ASP.NET AJAX is the foundation on which to build richer web applications that leverage the browser more fully but it doesn’t have the rich UI elements that really blur the distinction between web and desktop applications. With the Microsoft AJAX Library, you can apply familiar object-ori-ented design concepts and use the scripts across a variety of modern browsers. The ASP.NET 2.0 AJAX Extensions 1.0 include several powerful ASP.NET controls that make it easy to add AJAX functionality to an existing application or build better user experiences into a new application, but the AJAX Toolkit was developed to provide some rich ASP.NET AJAX controls that you can use to make your web applications really come to life. The Toolkit makes it easy to push the user interface of an application beyond what users expect from a web application.
The Toolkit is a shared source project with code contributions from developers from Microsoft and elsewhere. Most developers who download the AJAX Extensions should also download the Toolkit for the additional set of controls it contains. Information is available at http://ajax.asp.net/ajaxtoolkit. The CodePlex project mentioned by this page allows you to download a compiled dll with the controls and extenders, or you can download the source code and project files and compile it yourself. But either way, make sure you add the dll to your ToolBox in Visual Studio, as described in the documentation.
The Toolkit contains some new controls that have AJAX functionality and a lot of control exten-ders. The control extenders attach to another control to enhance or “extend” the control’s functionality. When you install the Toolkit, it creates a sample web application that has some samples of using the controls.

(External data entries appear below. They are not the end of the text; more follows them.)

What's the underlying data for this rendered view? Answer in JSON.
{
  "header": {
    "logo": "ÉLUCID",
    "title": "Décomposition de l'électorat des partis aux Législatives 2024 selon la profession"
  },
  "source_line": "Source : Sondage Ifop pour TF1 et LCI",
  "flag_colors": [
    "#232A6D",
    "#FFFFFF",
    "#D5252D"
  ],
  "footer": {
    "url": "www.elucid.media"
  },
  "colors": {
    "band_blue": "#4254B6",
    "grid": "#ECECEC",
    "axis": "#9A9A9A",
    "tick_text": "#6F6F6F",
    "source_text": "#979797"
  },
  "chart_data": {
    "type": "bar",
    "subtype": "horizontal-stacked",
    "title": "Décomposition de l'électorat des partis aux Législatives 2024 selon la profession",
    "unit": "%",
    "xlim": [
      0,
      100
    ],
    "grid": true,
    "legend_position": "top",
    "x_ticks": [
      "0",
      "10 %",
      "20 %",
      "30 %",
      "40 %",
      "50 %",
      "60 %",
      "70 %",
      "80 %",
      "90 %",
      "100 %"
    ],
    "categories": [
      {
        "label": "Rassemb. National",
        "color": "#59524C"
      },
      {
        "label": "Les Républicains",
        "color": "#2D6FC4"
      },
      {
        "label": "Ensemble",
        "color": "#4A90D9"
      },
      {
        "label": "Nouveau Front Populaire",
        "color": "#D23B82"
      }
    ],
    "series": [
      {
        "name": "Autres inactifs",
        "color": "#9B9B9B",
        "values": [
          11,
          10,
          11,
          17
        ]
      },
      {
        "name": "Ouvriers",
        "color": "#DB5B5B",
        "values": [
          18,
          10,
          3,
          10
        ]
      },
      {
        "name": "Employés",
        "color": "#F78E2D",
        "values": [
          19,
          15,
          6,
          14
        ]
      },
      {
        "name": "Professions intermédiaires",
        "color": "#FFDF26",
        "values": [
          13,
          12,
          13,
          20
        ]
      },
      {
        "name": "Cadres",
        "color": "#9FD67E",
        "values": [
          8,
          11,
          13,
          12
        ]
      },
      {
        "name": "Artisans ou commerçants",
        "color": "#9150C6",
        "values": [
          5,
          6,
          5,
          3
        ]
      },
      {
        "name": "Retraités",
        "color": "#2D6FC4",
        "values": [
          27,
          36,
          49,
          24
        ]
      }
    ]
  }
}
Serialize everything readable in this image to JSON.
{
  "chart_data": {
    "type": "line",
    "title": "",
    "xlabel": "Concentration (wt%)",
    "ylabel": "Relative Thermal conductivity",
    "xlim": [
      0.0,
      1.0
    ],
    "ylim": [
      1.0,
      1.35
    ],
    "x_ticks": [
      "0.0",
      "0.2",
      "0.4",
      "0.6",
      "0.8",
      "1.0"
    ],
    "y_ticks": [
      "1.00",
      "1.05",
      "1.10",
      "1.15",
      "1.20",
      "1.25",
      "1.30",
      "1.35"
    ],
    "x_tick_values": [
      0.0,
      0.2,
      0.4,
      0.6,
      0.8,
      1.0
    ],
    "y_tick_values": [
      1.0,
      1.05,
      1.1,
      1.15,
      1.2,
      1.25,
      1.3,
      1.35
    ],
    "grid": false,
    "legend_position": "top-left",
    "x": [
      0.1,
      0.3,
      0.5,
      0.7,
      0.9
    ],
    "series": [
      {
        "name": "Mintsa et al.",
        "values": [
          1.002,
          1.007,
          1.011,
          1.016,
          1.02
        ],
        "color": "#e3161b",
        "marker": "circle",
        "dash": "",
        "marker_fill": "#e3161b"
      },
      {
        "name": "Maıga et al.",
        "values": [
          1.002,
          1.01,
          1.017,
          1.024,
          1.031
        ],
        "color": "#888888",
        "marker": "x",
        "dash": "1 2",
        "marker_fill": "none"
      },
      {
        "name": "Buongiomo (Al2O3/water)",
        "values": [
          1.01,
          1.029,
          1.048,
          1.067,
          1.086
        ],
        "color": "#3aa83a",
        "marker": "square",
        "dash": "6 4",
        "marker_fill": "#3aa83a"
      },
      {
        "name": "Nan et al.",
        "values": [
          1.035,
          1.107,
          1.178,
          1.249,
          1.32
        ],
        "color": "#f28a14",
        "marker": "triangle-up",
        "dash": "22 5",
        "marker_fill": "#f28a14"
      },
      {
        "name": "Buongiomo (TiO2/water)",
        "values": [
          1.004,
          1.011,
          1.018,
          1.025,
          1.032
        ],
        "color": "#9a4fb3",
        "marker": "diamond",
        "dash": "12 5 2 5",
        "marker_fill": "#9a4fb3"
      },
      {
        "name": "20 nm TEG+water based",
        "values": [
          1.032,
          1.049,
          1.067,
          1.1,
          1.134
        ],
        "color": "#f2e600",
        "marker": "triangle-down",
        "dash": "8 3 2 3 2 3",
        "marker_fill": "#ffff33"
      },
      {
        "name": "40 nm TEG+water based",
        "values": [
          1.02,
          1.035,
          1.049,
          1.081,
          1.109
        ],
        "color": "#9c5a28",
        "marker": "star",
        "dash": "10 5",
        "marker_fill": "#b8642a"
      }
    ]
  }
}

Because the controls cover such a wide variety of application-development areas, they are presented here in three categories: page layout controls, user interface effects, and pop-ups. Within each category, the controls are listed alphabetically; the control names are self-explanatory, so you’ll find it easy to locate the information you need when using this chapter for later reference.
Also, note that the Toolkit project is ongoing and will continue to evolve as developers contribute to it. This chapter is up to date as of the time of this writing, but I expect that more will be added to the Toolkit regularly.